Knowing things completes them. Kills them. They fade away, decided and over and forgotten. Not knowing sustains us. Why do I care about Trainer? I do not. Why do I care about a worthless manuscript that smells of contrivance? I do not. All I am doing is comparing my own set of misunderstandings to the misunderstandings of others. All I am doing is wishing that I were not what I am. All I am doing is constructing a story that might be told about me when I have given up hearing the stories of others.
I am naked. I can dress. I can dress and go downstairs. I can take the manuscript with me. I can cross to the park.

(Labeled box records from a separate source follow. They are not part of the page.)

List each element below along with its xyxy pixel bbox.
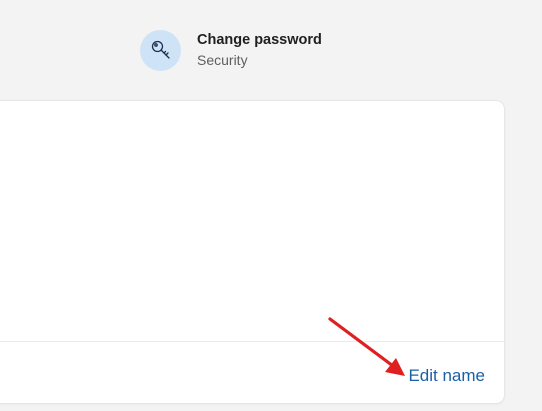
- change-password-link[interactable]: Change password Security: [140, 29, 322, 71]
- account-card: Edit name: [0, 101, 504, 403]
- edit-name-link[interactable]: Edit name: [408, 366, 485, 386]
- quick-link-title: Change password: [197, 31, 322, 48]
- card-footer: Edit name: [0, 342, 504, 403]
- card-body: [0, 101, 504, 341]
- quick-link-text: Change password Security: [197, 31, 322, 70]
- quick-link-subtitle: Security: [197, 51, 248, 68]
- key-icon-container: [140, 29, 181, 71]
- key-icon: [151, 40, 170, 59]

The night is bitter and dark. The air is empty. I dig with my hands in the hard earth beside a high tree in sight of my windows. My finger runs pain through me like a hot iron. I make a shallow depression and I put the manuscript there and I cover it up with dirt and I make no great effort to disguise it. I limp back across the road. I pick up a rock. I fling it at my window, my office window, and it punches a hole through a pane and lands on my desk. I struggle back upstairs. I leave my door open. I pull over bookcases, tables, I knock pictures from walls. I smash a vase, I break bottles, I throw the contents of cupboards and drawers on the floor. I pull books apart, I rip covers from them, I kick a crack in the television screen, I dial Child’s number and when he answers I throw the phone against the wall and roar. I find it again and pick it up and plead with him to come, to come now, and then I roar again and drop the phone on the kitchen floor and stamp on it. I turn over my own bed. I open the fridge, pull out the shelves, pull it over. I smear my blood on the walls. I turn on a gas ring, light it, turn it to full. I strip. I tear my clothes. I get the rope from the top of my wardrobe. I tie one end around my neck. I tie the other end around the … what?
All of this I can do. I can do it. Child and non-Child. Pages to turn. I will become fascinating to them. Never ending.

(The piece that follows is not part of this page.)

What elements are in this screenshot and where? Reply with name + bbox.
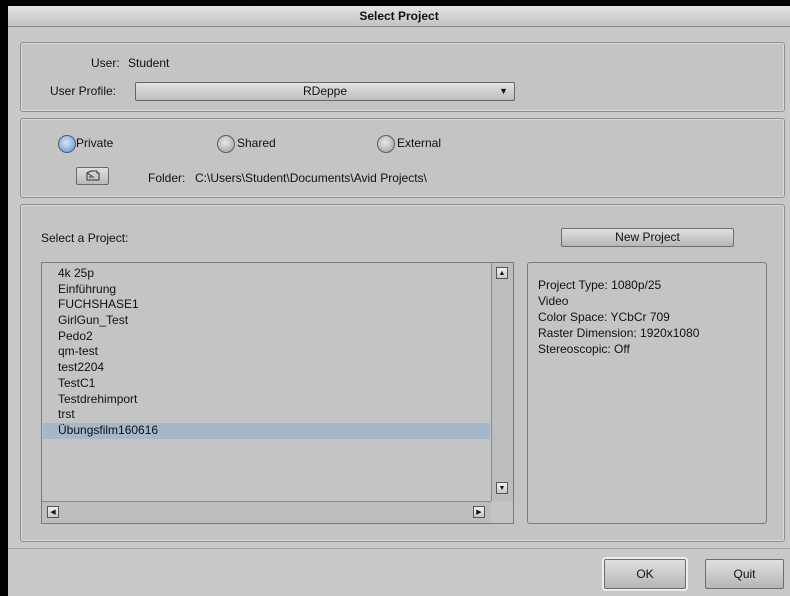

I sit in my armchair. Naked.
I can do it. I will do it.
I sit in my armchair.
Naked.
What to tie the rope to, though. That’s the bloody problem, isn’t it?

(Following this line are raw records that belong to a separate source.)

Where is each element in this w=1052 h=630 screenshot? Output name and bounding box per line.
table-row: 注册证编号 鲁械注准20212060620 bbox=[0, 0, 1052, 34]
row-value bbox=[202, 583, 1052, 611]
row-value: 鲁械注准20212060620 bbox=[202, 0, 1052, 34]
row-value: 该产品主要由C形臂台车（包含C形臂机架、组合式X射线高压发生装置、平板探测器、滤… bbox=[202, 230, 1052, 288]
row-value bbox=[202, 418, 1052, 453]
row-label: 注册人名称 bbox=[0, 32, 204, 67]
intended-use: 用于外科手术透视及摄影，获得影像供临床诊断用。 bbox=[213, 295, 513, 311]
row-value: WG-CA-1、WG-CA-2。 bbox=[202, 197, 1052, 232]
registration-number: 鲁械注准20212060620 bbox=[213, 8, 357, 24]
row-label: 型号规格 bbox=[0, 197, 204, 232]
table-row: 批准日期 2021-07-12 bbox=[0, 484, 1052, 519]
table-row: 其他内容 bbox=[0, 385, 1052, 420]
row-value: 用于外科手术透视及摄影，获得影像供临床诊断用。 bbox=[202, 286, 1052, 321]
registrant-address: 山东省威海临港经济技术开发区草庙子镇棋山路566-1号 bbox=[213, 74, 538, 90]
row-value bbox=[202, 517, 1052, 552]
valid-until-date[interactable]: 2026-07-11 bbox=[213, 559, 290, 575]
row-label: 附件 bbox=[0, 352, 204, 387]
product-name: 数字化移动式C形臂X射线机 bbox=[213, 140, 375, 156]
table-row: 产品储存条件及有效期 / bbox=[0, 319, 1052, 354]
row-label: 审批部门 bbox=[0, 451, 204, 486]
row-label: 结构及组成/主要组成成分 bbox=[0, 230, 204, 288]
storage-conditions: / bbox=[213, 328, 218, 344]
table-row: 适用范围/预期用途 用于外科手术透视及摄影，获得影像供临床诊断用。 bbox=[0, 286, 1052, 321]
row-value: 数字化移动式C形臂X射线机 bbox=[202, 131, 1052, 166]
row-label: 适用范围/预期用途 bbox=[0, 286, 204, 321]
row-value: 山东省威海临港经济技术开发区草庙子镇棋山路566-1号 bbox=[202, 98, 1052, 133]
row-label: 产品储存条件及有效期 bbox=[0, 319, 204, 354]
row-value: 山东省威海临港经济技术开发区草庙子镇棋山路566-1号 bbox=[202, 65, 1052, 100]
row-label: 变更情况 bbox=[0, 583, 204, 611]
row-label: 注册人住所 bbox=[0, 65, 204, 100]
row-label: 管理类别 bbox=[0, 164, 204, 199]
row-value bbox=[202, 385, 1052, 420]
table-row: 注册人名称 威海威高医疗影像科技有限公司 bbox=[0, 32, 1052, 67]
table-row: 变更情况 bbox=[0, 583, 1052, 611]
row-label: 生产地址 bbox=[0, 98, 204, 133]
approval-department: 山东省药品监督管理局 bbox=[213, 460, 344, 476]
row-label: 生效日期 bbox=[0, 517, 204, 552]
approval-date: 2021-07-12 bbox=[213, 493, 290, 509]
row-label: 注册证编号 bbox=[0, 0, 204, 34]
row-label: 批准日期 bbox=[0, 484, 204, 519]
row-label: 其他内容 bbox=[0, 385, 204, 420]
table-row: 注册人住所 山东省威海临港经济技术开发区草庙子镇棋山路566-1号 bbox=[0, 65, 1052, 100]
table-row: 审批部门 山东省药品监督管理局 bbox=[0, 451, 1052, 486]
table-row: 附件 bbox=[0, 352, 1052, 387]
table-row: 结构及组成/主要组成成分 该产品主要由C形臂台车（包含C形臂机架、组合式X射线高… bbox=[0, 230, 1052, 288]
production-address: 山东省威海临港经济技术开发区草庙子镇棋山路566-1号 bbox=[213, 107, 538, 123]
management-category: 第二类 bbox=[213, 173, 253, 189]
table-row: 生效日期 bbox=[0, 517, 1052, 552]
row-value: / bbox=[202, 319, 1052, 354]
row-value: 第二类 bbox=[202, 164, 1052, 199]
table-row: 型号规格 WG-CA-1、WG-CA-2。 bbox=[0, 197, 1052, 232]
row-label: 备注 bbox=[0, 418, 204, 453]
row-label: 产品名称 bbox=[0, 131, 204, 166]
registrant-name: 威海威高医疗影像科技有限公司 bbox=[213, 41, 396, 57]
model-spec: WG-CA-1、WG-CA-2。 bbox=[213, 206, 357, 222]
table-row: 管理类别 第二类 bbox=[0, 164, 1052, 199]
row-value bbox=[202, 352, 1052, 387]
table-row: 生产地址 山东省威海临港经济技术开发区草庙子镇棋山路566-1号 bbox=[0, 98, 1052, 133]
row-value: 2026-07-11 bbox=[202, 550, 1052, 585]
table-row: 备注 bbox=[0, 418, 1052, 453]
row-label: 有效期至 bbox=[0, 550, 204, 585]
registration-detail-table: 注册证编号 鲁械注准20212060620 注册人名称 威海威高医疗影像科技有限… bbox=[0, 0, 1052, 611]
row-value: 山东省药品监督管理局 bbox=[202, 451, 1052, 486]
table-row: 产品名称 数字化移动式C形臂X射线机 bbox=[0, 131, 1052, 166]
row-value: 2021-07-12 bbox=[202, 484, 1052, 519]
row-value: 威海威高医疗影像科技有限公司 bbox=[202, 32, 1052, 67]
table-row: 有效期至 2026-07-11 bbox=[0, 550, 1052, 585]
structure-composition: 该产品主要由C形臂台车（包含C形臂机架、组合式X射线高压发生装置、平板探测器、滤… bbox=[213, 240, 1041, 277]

She liked art. She liked paintings and video art and photography. She liked to read about artists and she liked to hear them talk. She had been to all the big London art museums already, and she had been to some small ones too, and some galleries. She wanted to be an artist, she thought. She liked the way the world looked and felt one way when you looked at it or breathed or walked about, and looked another way completely when you looked at art, even though you recognized that the art was about the world, or had something to do with the world — the world you looked at or breathed or walked about in. She didn’t mean realism. She didn’t like realism very much really, because usually there was no room in it. She would look at it, and everything was already there. But she liked abstract art because it was empty. Sometimes it was only empty a tiny amount, and it was easy for her to see what the artist was trying to say or make her feel, and sometimes that was OK, but she usually liked the art that had lots of empty in it, where it was really hard to work out what the artist wanted, or whether the artist wanted anything at all, or was just, you know, trying to look like he had amazing ideas. But really good artists had lots of empty in their paintings or whatever they did. They left everything out, or most things anyway, but suggested something, so that she could take her own things into the painting (or the installation or the video or whatever) and the best art of all was when she didn’t really know what she was taking in with her, but it felt right, and when she looked at that art and took herself into it she felt amazing.
She wanted to be able to do that. Make that.
Photography was a bit different. She hadn’t worked out why yet.
Her dad was having a text fit. She put her phone on silent and stuck it in a drawer.